A 19h très précises, tu étais là, en face de moi, souriante, un miracle. Je n’avais pas quitté les lieux, j’avais attendu, nerveux, essayant de lire, puis en déambulant dans les boutiques de luxe de l’hôtel.
C’est toi qui as pris les choses en main : « On s’assied ? Comme je vous l’ai dit, je n’ai pas beaucoup de temps. Je vais boire un cocktail, une pina colada, j’adore. Je suis une vieille fille avec des tas de mauvaises habitudes… »
J’en commandai deux. Tu repris ta position de l’après-midi, bien droite dans ton fauteuil, cambrée. Tu n’étais pas du genre à t’affaler. Tu avais brossé tes cheveux mais ils étaient rétifs à l’ordre que tu voulais leur imposer. Tu n’avais pas tes lunettes et une légère myopie donnait à ton regard un trouble qui adoucissait l’ensemble de ton visage. Tu tapotas deux ou trois fois sur la table basse avec ces doigts fins, osseux, que je ne me lassais pas d’observer, tout à l’heure. « Alors, allons y : comment vous appelez vous ? Que faites vous dans ce pays en déroute, quand vous ne m’épiez pas ?! »
Le ton que tu employais était autoritaire, mais ta voix veloutée me mit à l’aise. Je t’ai raconté mon histoire, mon projet d’article sur la Schwedagon pour une revue consacrée au bouddhisme, et aussi comment j’avais été surpris de tomber ici même, sur une fille en train de lire, spectacle toujours fascinant pour moi, persuadé que les jeunes avaient renoncé à la littérature. Tu me fis remarquer que je parlais comme un vieux, alors que nous devions avoir sensiblement le même âge.
Tu ne te départissais pas d’un sourire ironique, comme si tu connaissais tout de moi, déjà, et que mes sornettes t’amusaient, détente salutaire après une journée chargée.
Tu te présentas. « Amélia, c’est très joli », murmurais-je. D’apprendre que tu travaillais à l’ambassade britannique ne m’étonnât pas, je t’imaginais soit diplomate soit femme d’affaires.

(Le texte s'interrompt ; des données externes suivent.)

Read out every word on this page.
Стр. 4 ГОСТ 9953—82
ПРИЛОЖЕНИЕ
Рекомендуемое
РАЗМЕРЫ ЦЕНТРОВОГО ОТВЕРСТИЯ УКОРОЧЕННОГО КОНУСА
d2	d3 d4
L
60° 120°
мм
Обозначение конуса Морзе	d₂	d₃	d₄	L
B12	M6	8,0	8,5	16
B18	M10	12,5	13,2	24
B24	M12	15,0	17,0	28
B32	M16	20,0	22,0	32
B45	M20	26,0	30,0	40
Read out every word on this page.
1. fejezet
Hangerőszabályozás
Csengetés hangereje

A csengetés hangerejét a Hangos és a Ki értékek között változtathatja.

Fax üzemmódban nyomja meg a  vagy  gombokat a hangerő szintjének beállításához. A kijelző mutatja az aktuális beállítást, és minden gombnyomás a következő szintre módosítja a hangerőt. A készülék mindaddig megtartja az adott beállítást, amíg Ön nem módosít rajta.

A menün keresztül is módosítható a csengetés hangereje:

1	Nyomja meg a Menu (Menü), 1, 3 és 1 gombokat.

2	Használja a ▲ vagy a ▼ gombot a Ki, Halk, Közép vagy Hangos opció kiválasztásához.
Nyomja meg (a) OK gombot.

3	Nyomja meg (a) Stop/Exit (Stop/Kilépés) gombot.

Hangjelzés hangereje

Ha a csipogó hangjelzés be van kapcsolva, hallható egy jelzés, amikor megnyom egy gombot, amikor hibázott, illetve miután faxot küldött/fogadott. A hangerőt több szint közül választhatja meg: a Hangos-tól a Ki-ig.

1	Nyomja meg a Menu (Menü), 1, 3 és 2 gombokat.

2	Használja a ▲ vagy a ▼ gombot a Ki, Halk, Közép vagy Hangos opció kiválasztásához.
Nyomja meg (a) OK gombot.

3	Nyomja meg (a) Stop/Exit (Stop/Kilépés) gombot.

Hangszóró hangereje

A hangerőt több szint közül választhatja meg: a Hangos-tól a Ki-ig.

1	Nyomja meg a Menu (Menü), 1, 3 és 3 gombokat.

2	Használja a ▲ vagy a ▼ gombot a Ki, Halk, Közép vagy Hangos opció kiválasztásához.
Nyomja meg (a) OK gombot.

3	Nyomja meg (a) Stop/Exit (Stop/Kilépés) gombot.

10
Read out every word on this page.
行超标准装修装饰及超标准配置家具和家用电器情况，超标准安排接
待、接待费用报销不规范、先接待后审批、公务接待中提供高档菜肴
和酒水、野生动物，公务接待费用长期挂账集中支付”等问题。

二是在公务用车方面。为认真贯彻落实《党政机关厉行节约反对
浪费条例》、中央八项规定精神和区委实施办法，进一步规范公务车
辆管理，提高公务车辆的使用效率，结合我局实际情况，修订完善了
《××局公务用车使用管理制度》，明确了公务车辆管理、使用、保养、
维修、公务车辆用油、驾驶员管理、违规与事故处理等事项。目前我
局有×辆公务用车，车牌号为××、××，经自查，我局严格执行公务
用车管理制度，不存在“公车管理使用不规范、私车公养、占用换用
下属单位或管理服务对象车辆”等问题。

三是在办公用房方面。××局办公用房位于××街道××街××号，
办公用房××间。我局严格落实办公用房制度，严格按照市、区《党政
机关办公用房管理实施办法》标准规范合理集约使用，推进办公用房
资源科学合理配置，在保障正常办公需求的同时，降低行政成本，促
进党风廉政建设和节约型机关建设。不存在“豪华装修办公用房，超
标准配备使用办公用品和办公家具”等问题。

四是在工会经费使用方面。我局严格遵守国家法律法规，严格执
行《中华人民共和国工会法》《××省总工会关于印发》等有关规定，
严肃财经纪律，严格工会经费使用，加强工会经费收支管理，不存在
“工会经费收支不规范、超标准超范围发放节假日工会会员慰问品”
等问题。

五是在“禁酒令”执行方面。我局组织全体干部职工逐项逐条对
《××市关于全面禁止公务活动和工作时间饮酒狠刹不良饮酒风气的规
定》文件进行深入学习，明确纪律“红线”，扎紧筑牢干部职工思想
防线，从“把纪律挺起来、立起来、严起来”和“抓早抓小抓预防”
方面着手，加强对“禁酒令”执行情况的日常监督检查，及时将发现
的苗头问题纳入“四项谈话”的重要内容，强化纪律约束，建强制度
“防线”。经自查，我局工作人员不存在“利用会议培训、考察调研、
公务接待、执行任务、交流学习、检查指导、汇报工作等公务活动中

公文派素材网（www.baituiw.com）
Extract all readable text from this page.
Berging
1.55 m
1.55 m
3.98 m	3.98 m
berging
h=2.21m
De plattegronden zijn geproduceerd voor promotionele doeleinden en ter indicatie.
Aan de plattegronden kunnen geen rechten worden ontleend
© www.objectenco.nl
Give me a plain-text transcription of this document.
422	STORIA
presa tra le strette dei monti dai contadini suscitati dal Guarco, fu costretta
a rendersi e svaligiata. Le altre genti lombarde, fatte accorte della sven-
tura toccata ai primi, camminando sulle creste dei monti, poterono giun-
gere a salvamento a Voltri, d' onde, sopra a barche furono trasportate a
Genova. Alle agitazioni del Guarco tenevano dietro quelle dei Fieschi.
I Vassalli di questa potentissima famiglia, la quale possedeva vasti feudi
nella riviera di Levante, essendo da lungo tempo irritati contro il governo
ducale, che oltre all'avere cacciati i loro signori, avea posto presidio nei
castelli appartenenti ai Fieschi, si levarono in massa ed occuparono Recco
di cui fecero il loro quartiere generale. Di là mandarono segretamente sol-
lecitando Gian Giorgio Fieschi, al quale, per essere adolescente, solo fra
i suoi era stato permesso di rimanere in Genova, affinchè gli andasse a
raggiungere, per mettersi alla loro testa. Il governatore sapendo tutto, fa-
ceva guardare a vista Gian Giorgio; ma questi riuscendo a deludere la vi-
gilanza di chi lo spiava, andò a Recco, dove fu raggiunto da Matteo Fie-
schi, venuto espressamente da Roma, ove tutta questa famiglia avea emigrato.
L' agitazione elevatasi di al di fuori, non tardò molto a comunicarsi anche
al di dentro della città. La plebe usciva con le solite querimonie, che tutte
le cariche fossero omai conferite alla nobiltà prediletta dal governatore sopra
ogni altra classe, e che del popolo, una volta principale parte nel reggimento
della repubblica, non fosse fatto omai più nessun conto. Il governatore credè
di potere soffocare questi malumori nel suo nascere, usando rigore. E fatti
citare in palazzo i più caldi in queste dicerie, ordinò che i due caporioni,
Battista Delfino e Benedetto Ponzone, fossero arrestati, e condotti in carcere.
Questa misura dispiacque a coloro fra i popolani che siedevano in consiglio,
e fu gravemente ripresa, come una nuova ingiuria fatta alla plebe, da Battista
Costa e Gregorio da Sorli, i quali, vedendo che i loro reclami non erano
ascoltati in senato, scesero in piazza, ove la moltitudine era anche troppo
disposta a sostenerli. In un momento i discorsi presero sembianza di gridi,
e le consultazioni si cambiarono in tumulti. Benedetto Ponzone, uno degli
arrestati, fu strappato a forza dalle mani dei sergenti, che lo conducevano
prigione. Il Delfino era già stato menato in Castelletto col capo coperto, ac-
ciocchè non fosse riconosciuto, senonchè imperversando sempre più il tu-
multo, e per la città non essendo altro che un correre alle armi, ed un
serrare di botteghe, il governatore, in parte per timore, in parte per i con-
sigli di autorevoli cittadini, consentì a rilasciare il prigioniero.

Nous échangeâmes quelques généralités sur la Birmanie, son régime, cette pauvre Aung San Sou Tchi en résidence surveillée, ce qui subsistait de l’époque coloniale, comme cet hôtel…
Tu jetas un coup d’œil discret à ta montre, finis ton cocktail et mis un terme à notre conversation sans grand intérêt avec tact.
Tu m’expliquas que tu avais un peu de temps libre le lendemain, samedi, et que tu serais enchantée de revoir la pagode accompagnée par un expert. Tu dis ça le plus sérieusement du monde. Tu étais souvent moqueuse, parfois dure, mais jamais cruelle.
Nous prîmes donc rendez-vous et tu filas. Sans te retourner.
Nous nous sommes revus, combien, trois, quatre fois ? dans les jours qui ont suivi, nous avons pris d’autres pina coladas, partagé des soupes chinoises, et visité deux autres pagodes, nous sommes devenus complices, je n’avais plus beaucoup de secrets pour toi, sans que cela soit tout à fait réciproque, mais le côté « physique » de notre relation n’est pas allé plus loin que cette main tenue quelques secondes devant la Schwedagon. Tu es restée jusqu’au bout sur un délicieux quant à soi. Ce qui a eu pour effet d’enflammer tout mon être.